A Cigarra - Ano 1/nº 7 - julho de 1914 -  página 13:


Imagem: reprodução parcial da página com o texto original

Verão

Verão. Calor. Delíquio. Ígnea, no alto flameja

A pátina do Sol. O céu côncavo, em gaza

Fina, fluídica, azulia, abrasa tudo e beija,

E abraça, e impera, e queima, e oprime e aterra, e abrasa.

 

Jorra ouro liquefeito, e caustica e dardeja

A fornalha do espaço, onde um leve aflar de asa

Não se ouve... Morbidez... A calma sertaneja

Anda de moita em moita, e anda de casa em casa.

 

Pelos vidros a luz, que pousa e se retrata,

Desenha arestas de ouro, e os rios, serpeando,

São auroras boreais com refrações de prata!

 

Verão. Calor. Delíquio. Em cada rama erguida,

O peito de metal das cigarras em bando

Canta à flor, canta ao mar, canta a Deus, canta à vida!

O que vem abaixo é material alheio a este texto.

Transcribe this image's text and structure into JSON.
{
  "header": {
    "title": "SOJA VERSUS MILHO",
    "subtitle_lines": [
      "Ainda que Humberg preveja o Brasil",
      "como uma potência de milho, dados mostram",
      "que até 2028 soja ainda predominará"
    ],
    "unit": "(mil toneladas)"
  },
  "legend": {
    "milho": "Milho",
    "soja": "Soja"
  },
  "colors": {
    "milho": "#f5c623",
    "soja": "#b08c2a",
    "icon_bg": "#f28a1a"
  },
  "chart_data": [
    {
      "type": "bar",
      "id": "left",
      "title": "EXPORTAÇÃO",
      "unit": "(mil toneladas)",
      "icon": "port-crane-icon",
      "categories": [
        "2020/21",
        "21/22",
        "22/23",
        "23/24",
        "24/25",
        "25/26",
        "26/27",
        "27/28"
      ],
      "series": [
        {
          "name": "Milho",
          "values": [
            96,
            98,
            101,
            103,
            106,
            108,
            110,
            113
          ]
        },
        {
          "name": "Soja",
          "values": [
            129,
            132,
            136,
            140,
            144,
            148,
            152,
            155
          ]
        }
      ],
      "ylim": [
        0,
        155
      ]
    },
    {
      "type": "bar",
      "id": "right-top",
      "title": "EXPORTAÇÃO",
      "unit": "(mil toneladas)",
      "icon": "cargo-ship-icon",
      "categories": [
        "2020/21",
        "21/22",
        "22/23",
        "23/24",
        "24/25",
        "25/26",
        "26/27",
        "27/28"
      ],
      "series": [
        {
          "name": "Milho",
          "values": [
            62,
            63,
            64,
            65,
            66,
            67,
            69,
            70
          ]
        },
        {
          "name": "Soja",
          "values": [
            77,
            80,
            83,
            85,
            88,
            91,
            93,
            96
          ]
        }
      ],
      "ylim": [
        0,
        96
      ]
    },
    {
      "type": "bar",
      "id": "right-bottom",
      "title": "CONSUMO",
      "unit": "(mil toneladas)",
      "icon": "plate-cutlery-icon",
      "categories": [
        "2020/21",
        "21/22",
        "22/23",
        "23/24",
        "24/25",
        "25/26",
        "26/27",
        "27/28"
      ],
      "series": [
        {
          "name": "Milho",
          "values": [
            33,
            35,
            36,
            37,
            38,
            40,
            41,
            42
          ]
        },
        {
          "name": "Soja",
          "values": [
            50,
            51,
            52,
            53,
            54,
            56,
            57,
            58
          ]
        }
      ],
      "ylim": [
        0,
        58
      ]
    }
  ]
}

Santos, 1914 - Fábio Montenegro.

A Cigarra - Ano 1/nº 9 - 29 de agosto de 1914 - página 34:


Imagem: reprodução parcial da página com o texto original

A Torre

Na postura augural de arcaico monumento,
Onde hieráldica dorme a pompa milenária,
Sob as rendas de um limo eterno macilento,
Sonha, altiva e senil, a torre solitária.

Perto do olhar de Deus, longe do olhar do pária,
Alheio à chuva, alheio ao pó, alheio ao vento,
Das rosáceas de pedra à cúspide calcária,
Canta, da extinta raça, o gênio de Sorrento!

Lanceolada de luz, quando a noite retrada
A rosa do luar em sua trajetória,
Paira-lhe em torno um halo esplêndido de prata!

E o sol-dia, e o sol-vida, augusto, imorredouro,
Pontificando a arte e batizando a glória,
Faz de uma torre antiga um obelisco de ouro!

Santos, 1914 – Fábio Montenegro.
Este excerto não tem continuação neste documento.